Sign language interpreter finds gratification in helping disable students succeed
Chuc Nguyen, The Oklahoma Daily
For more than 20 years, Alicia Martin has worked to help students get the most out of their education.
Martin is the head sign language interpreter and the associate director of OU’s Disability Resource Center. Each semester, she works with students to make sure they have equal access to information in their classes despite disabilities.
There are currently eight students on campus who have interpreters or real-time transcriptionists, said Suzette Dyer, director of Disability Resource Center.
Martin said the most gratifying thing about her job is being able to watch students succeed.

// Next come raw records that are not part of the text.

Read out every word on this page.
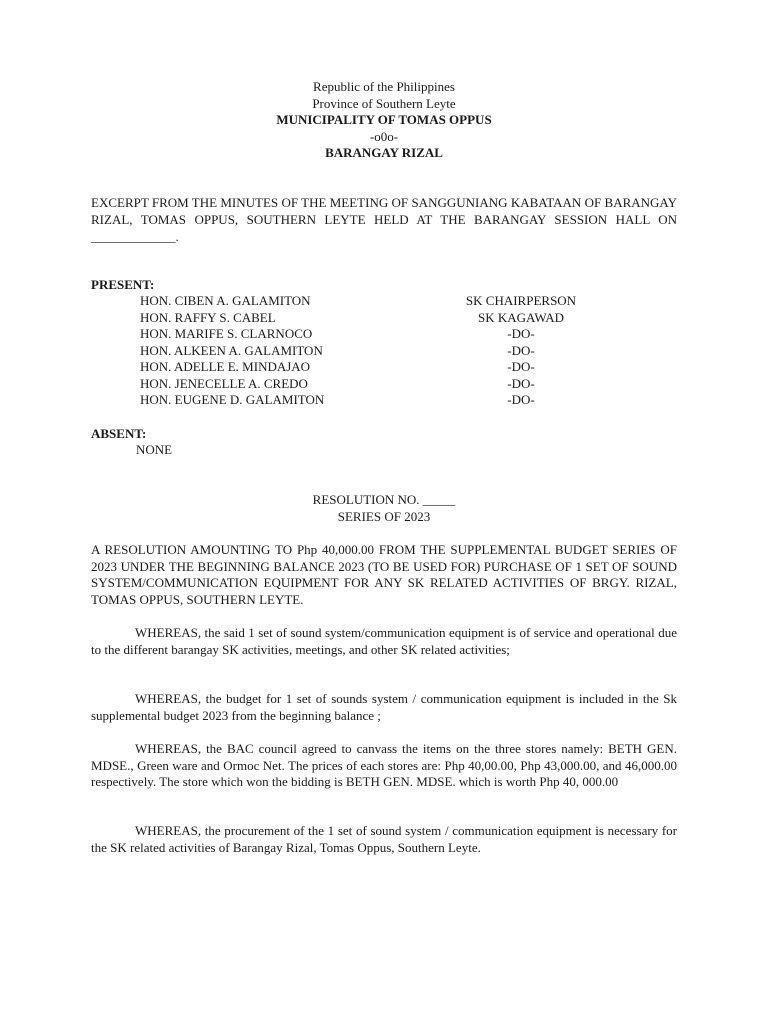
Republic of the Philippines
Province of Southern Leyte
MUNICIPALITY OF TOMAS OPPUS
-o0o-
BARANGAY RIZAL
EXCERPT FROM THE MINUTES OF THE MEETING OF SANGGUNIANG KABATAAN OF BARANGAY RIZAL, TOMAS OPPUS, SOUTHERN LEYTE HELD AT THE BARANGAY SESSION HALL ON _____________.
PRESENT:
HON. CIBEN A. GALAMITON	SK CHAIRPERSON
HON. RAFFY S. CABEL	SK KAGAWAD
HON. MARIFE S. CLARNOCO	-DO-
HON. ALKEEN A. GALAMITON	-DO-
HON. ADELLE E. MINDAJAO	-DO-
HON. JENECELLE A. CREDO	-DO-
HON. EUGENE D. GALAMITON	-DO-
ABSENT:
NONE
RESOLUTION NO. _____
SERIES OF 2023
A RESOLUTION AMOUNTING TO Php 40,000.00 FROM THE SUPPLEMENTAL BUDGET SERIES OF 2023 UNDER THE BEGINNING BALANCE 2023 (TO BE USED FOR) PURCHASE OF 1 SET OF SOUND SYSTEM/COMMUNICATION EQUIPMENT FOR ANY SK RELATED ACTIVITIES OF BRGY. RIZAL, TOMAS OPPUS, SOUTHERN LEYTE.
WHEREAS, the said 1 set of sound system/communication equipment is of service and operational due to the different barangay SK activities, meetings, and other SK related activities;
WHEREAS, the budget for 1 set of sounds system / communication equipment is included in the Sk supplemental budget 2023 from the beginning balance ;
WHEREAS, the BAC council agreed to canvass the items on the three stores namely: BETH GEN. MDSE., Green ware and Ormoc Net. The prices of each stores are: Php 40,00.00, Php 43,000.00, and 46,000.00 respectively. The store which won the bidding is BETH GEN. MDSE. which is worth Php 40, 000.00
WHEREAS, the procurement of the 1 set of sound system / communication equipment is necessary for the SK related activities of Barangay Rizal, Tomas Oppus, Southern Leyte.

“The ultimate [reward] is to see students graduate and succeed in what they love,” Martin said.
Martin started studying sign language when she was 13 years old. She enrolled in a class out of curiosity, she said.
That curiosity manifested into something much more.
By her second semester of college, Martin already was interpreting for 20 students.
Interpreting turned into a career for Martin, who served as an independent contractor at OU for 15 years before she was hired as a full staff member eight years ago. Martin was promoted to her current position as associate director four years ago.
Martin currently works with three students on campus. Her days are spent either in the classroom or working to coordinate resources for other registered students.
The relationships she has with students are very professional, Martin said, but former students frequently reach out to her after graduation to update her on their accomplishments — which she finds very fulfilling.
Special education junior Amy Galoob said it is very easy to communicate and connect with interpreters like Martin. Galoob is one of the eight students registered with Disabilities Research Center as deaf or hearing impaired.
Galoob didn’t use an interpreter in high school, however, she said she decided to have one when she transitioned to college. She said she didn’t have the support she needed in high school, but working with the Disabilities Resource Center has given her that support.
“I wanted to show people what I can do,” Galoob said. “I can do whatever I want to.”
The resource center does not just offer interpreters to students; it also works to target specific teaching trends that are more challenging for students that are deaf or hard of hearing, Martin said.
For example, classes that regularly utilize movies and other types of media are more challenging for these students — who find it difficult to watch both the movie and the interpreter, she said.
Her goal is to get professors to include captions on films during classes so the students can “have full access” to the material, Martin said.
The resource center’s ultimate goal is to make sure all students receive the best education in their classes and obtain all of the information, Martin said.